Division au sein du SDP, à quoi cela sert-il à la République?

CTN News

Les informations autour d’une certaine implosion au sein d’un groupement de politiciens et politiciennes qui se font appeler Secteur démocratique et populaire (SDP) sont vite relayées sur les sites locaux. La conférence, quoique tardive de l’ancien sénateur Nenel Cassy, mardi 2 août 2022, arrive à point nommé. L’ex-parlementaire informe avoir lâché ses pairs, autrefois opposants les plus farouches au président Jovenel Moïse, s’étant rangés aux côtés du premier ministre Ariel Henry, donc représentant du PHTK, autour du fameux accord du 11 septembre 2021, pour une soi-disant « gouvernance apaisée et efficace ». Qu’il y ait division, déchirement ou lutte intestine à l’issue de partage de gâteau au détriment de toute une nation, à quoi cela pourrait-il servir?

Une bonne action posée au mauvais moment est-elle en soi une bonne chose? Pour mieux comprendre une telle appréhension par rapport à cet article, retracer les conditions amenant à la création du regroupement de politiques en secteur démocratique et populaire n’est pas moins utile.

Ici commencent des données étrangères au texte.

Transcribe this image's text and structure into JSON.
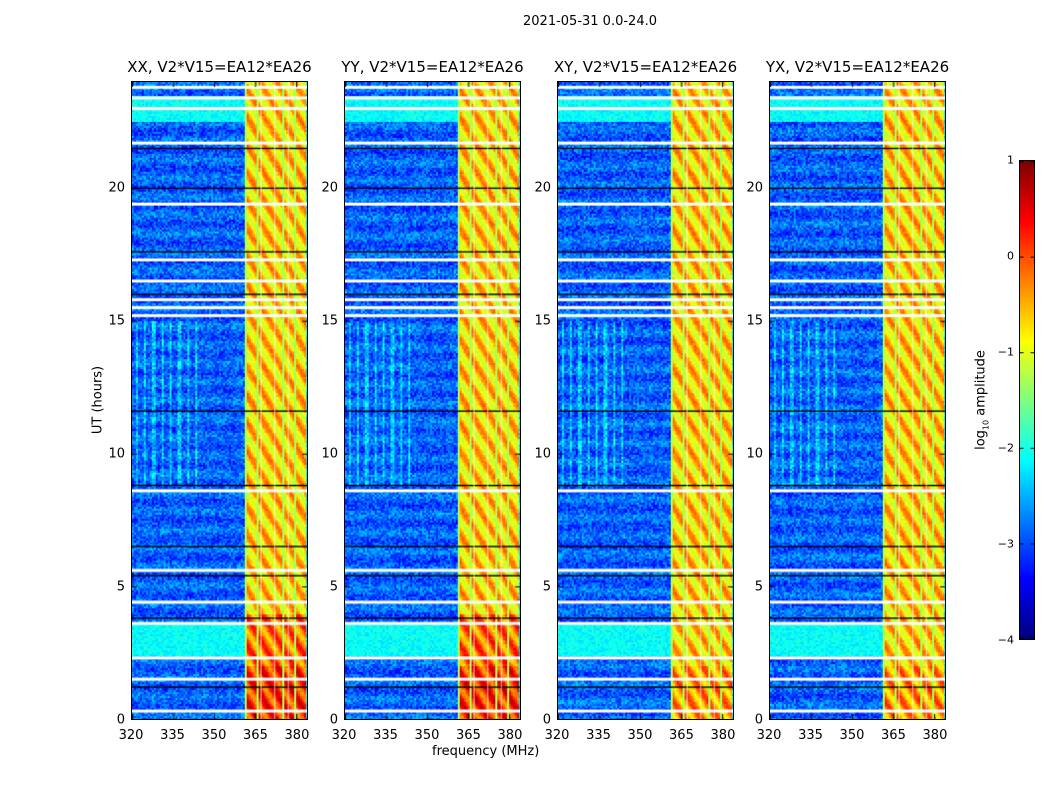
{
  "chart_data": {
    "type": "heatmap",
    "title": "2021-05-31 0.0-24.0",
    "panels": [
      {
        "title": "XX, V2*V15=EA12*EA26"
      },
      {
        "title": "YY, V2*V15=EA12*EA26"
      },
      {
        "title": "XY, V2*V15=EA12*EA26"
      },
      {
        "title": "YX, V2*V15=EA12*EA26"
      }
    ],
    "xlabel": "frequency (MHz)",
    "ylabel": "UT (hours)",
    "xlim": [
      320,
      384
    ],
    "ylim": [
      0,
      24
    ],
    "xticks": [
      "320",
      "335",
      "350",
      "365",
      "380"
    ],
    "xtick_values": [
      320,
      335,
      350,
      365,
      380
    ],
    "yticks": [
      "0",
      "5",
      "10",
      "15",
      "20"
    ],
    "ytick_values": [
      0,
      5,
      10,
      15,
      20
    ],
    "colormap": "jet",
    "colorbar": {
      "label_prefix": "log",
      "label_sub": "10",
      "label_suffix": " amplitude",
      "range": [
        -4,
        1
      ],
      "ticks": [
        "1",
        "0",
        "−1",
        "−2",
        "−3",
        "−4"
      ],
      "tick_values": [
        1,
        0,
        -1,
        -2,
        -3,
        -4
      ]
    },
    "bright_band_mhz": [
      361,
      383
    ],
    "flagged_gap_hours": [
      0.3,
      1.5,
      2.3,
      3.6,
      4.4,
      5.6,
      8.6,
      15.2,
      15.5,
      15.8,
      16.5,
      17.3,
      19.4,
      21.7,
      23.0,
      23.4,
      23.8
    ],
    "black_line_hours": [
      1.2,
      3.8,
      5.4,
      6.5,
      8.8,
      11.6,
      16.0,
      17.6,
      20.0,
      21.5
    ]
  }
}
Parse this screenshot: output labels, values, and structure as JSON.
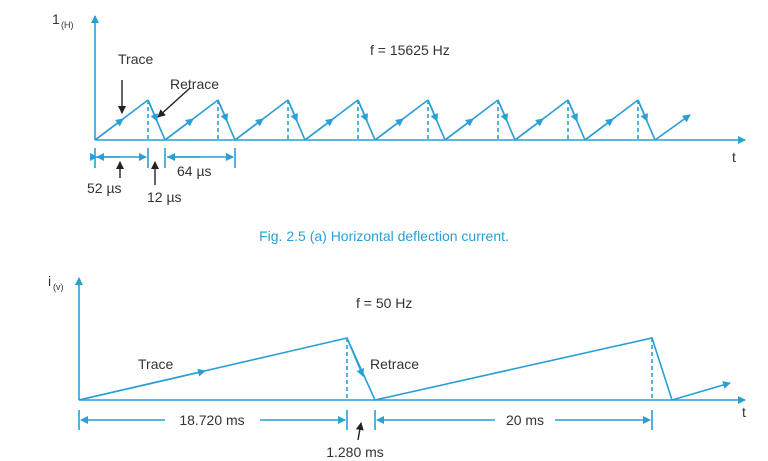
{
  "horizontal": {
    "ylabel": "1",
    "ylabel_sub": "(H)",
    "xlabel": "t",
    "freq": "f = 15625 Hz",
    "trace_label": "Trace",
    "retrace_label": "Retrace",
    "trace_time": "52 µs",
    "retrace_time": "12 µs",
    "period": "64 µs",
    "caption": "Fig. 2.5 (a) Horizontal deflection current."
  },
  "vertical": {
    "ylabel": "i",
    "ylabel_sub": "(v)",
    "xlabel": "t",
    "freq": "f = 50 Hz",
    "trace_label": "Trace",
    "retrace_label": "Retrace",
    "trace_time": "18.720 ms",
    "retrace_time": "1.280 ms",
    "period": "20 ms"
  },
  "colors": {
    "line": "#2a9fd6",
    "text": "#333333"
  }
}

Le SDP luttait pour des parts du gâteau

C’était à peu près au début de décembre 2018, une bonne frange de l’opposition en Haïti s’est rassemblée sous la dénomination Secteur démocratique et populaire, afin de réunir si on veut plus de forces politiques dans la lutte contre le pouvoir du Parti Haïti Tèt Kale (PHTK). Lors même que, puisant de cette analyse publiée sur Haïti en Marche/Mélodie FM, les deux épithètes démocratique et populaire apparaîtraient indissociables, pendant au moins la deuxième moitié du siècle dernier, on ne va pas s’attarder sur la présence ou non d’ancrage idéologique au sein du SDP, ou même sur la place de mouvement en vue de négociation de pouvoir, donc de poste politique.

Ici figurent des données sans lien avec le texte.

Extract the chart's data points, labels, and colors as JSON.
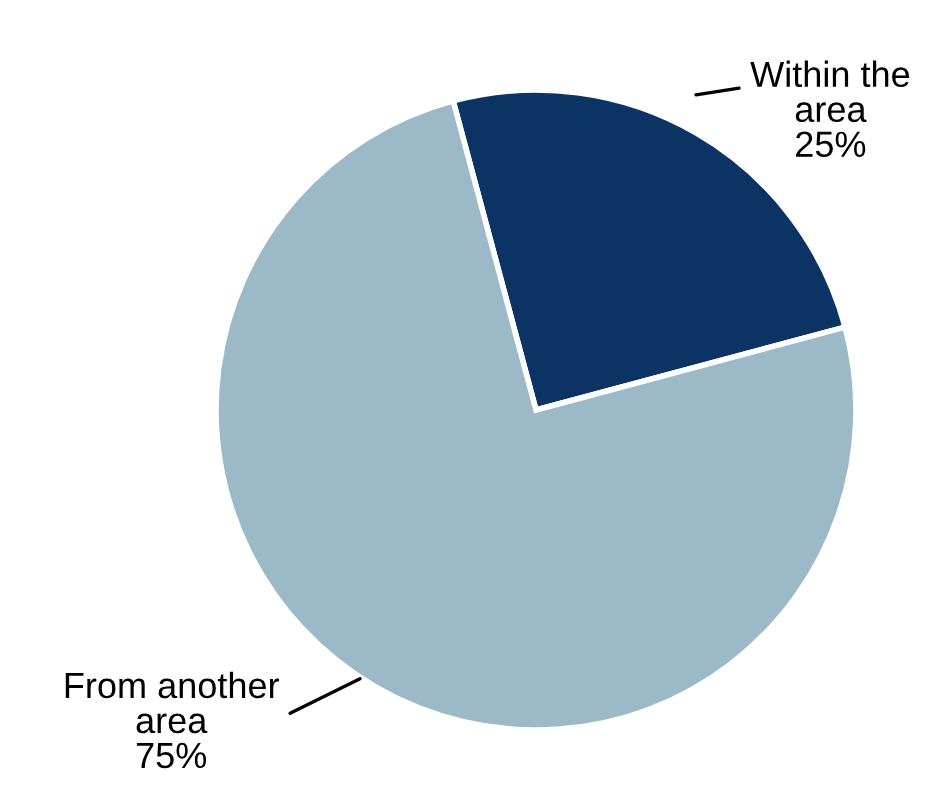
{
  "chart_data": {
    "type": "pie",
    "categories": [
      "Within the\narea",
      "From another\narea"
    ],
    "values": [
      25,
      75
    ],
    "colors": [
      "#0b3364",
      "#9bb9c7"
    ],
    "value_labels": [
      "25%",
      "75%"
    ]
  }
}
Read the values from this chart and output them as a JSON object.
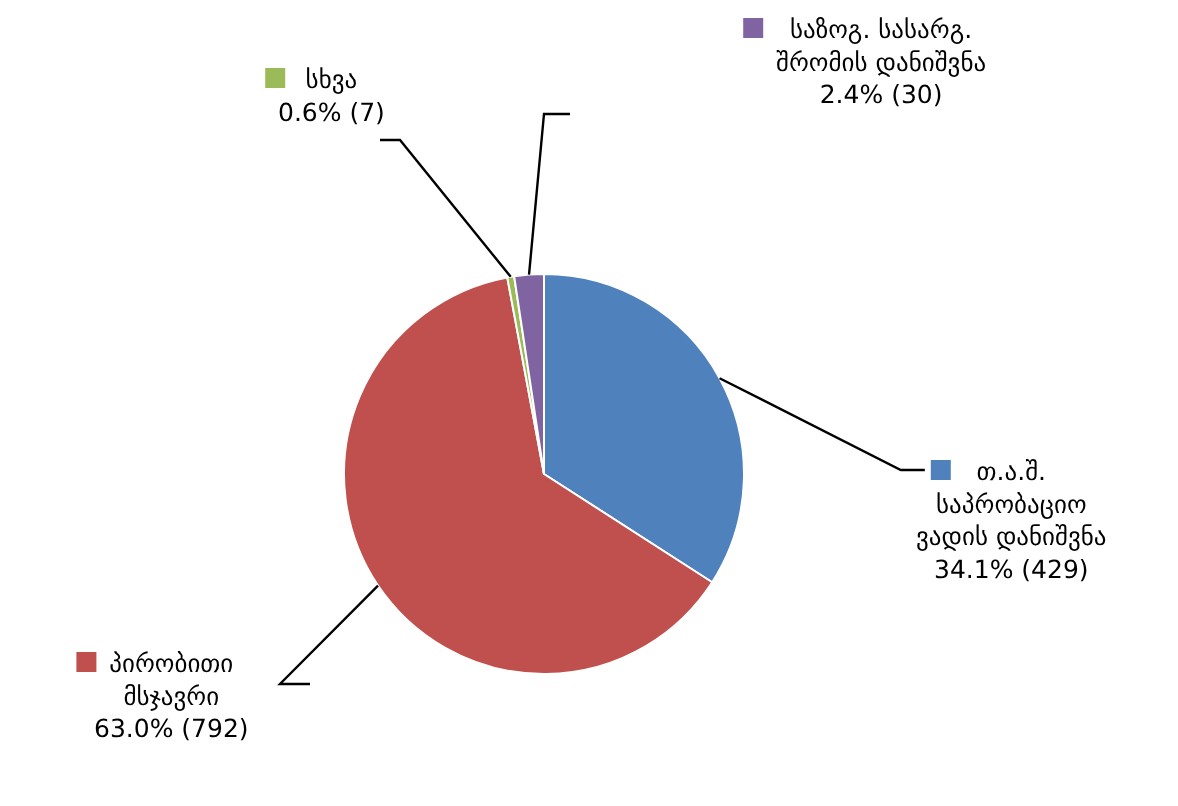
{
  "chart_data": {
    "type": "pie",
    "categories": [
      "თ.ა.შ. საპრობაციო ვადის დანიშვნა",
      "პირობითი მსჯავრი",
      "სხვა",
      "საზოგ. სასარგ. შრომის დანიშვნა"
    ],
    "values": [
      429,
      792,
      7,
      30
    ],
    "value_labels": [
      "34.1% (429)",
      "63.0% (792)",
      "0.6% (7)",
      "2.4% (30)"
    ],
    "colors": [
      "#4f81bd",
      "#c0504d",
      "#9bbb59",
      "#8064a2"
    ],
    "legend": "right"
  }
}
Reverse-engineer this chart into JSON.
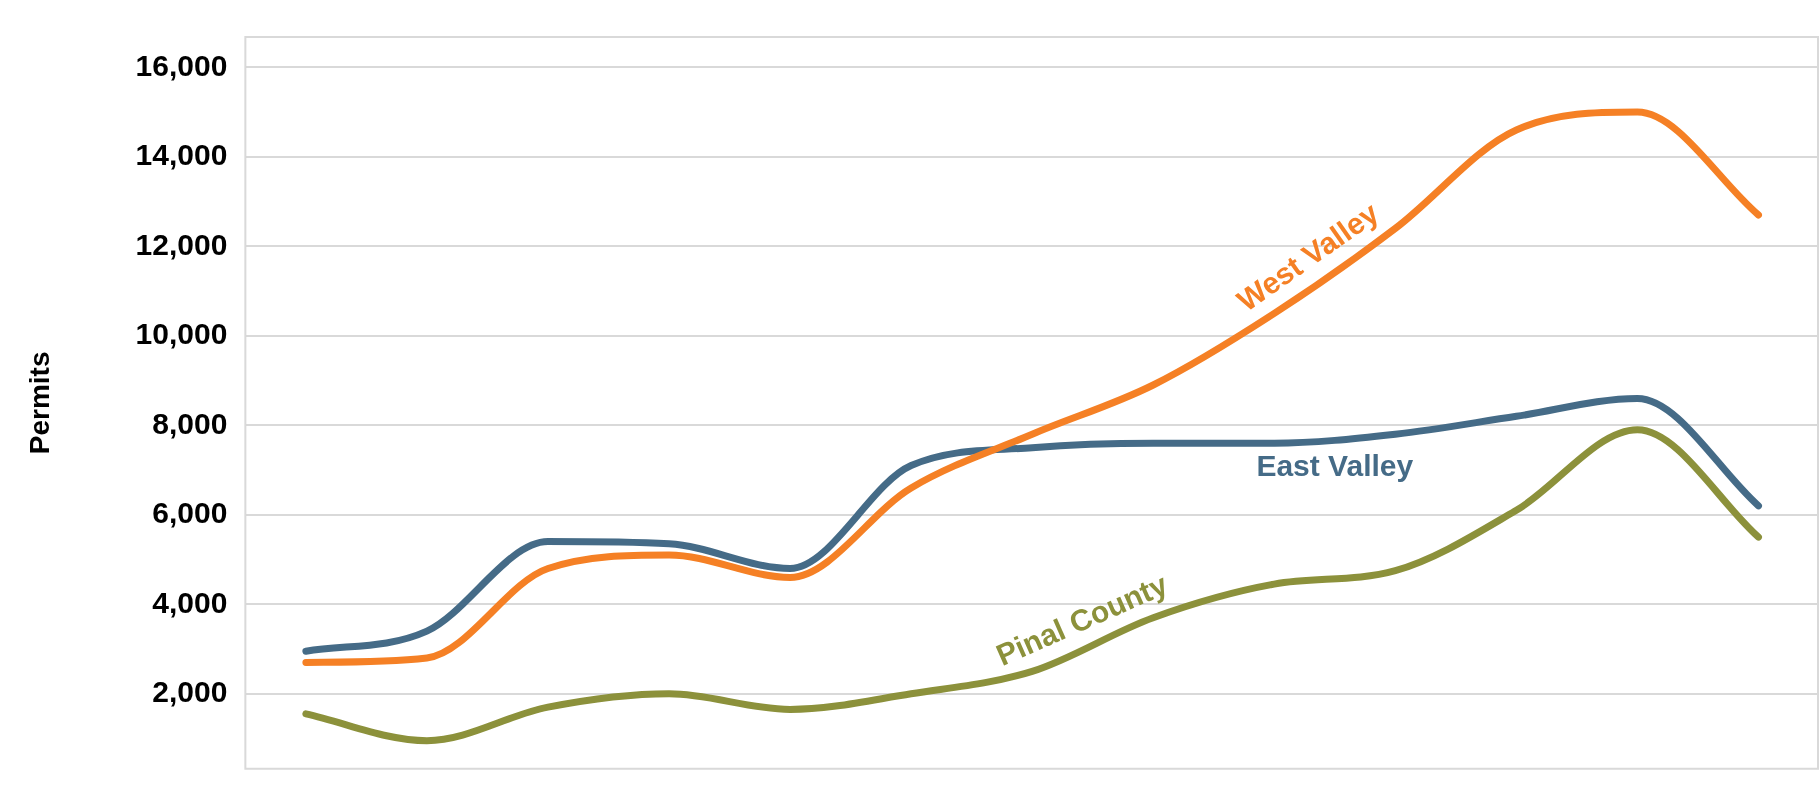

Dans ladite analyse, l’auteur se donnait la peine de se demander si les créateurs de l’actuel Secteur démocratique et populaire en Haïti sont intéressés à la portée idéologique de leur appellation; et de chercher à savoir s’il y a à l’intérieur de ce même secteur des adeptes d’une certaine conception démocratique du pouvoir et d’autres qui sont d’une sensibilité plus populaire.

Du coup, le SDP est créé. Que cela reste au niveau du discours, d’appellation ou que cette création soit entérinée dans un document officiel avec un cadre politique réel, là n’est pas le but de cet article.

S’ensuivirent ensuite les nombreuses manifestations anti-PHTK/Jovenel Moïse, au nom du peuple, pour dénoncer entre autres la corruption, la mauvaise gouvernance, les massacres dans les quartiers populaires, la misère et l’insécurité, ce, à l’initiative d’un ensemble d’organisations sociopolitiques. Le SDP s’est vite démarqué par sa position de plus en plus radicale, gratifiant ainsi à ses représentants la considération d’opposants farouches au PHTK jusqu’à l’assassinat crapuleux de Jovenel Moïse.

C’était un samedi 11 septembre 2021, à la résidence officielle du Premier ministre des organisations politiques, dont Fusion, INITE, INIFOS, MTVAyti, Ansanm nou fò, Force louverturienne réformiste, PHTK et SDP ont signé un accord politique pour une « gouvernance apaisée et efficace » avec le chef du gouvernement Ariel Henry, ayant été nommé par le président avant sa disparition brutale.

L’un des porte-paroles du SDP, André Michel a même eu l’audace de déclarer en ce jour que : « Le Secteur démocratique et populaire a pris la décision politique et historique de signer l’accord politique pour une gouvernance apaisée et consensuelle de cette période intérimaire. Ce n’était pas une décision facile… mais nous avons compris qu’il est venu le temps de construire ce pays sur une base consensuelle de dialogue permanent ».

Et de poursuivre que « Nous signons cet accord politique pour l’avancement du dossier de l’assassinat du bâtonnier Dorval, pour le rétablissement de la sécurité et le démantèlement des gangs, pour la libération des prisonniers politiques… ». Pauvre bâtonnier Dorval ! Riche G9 et alliés, GPèp, 400 Mawozo et autres!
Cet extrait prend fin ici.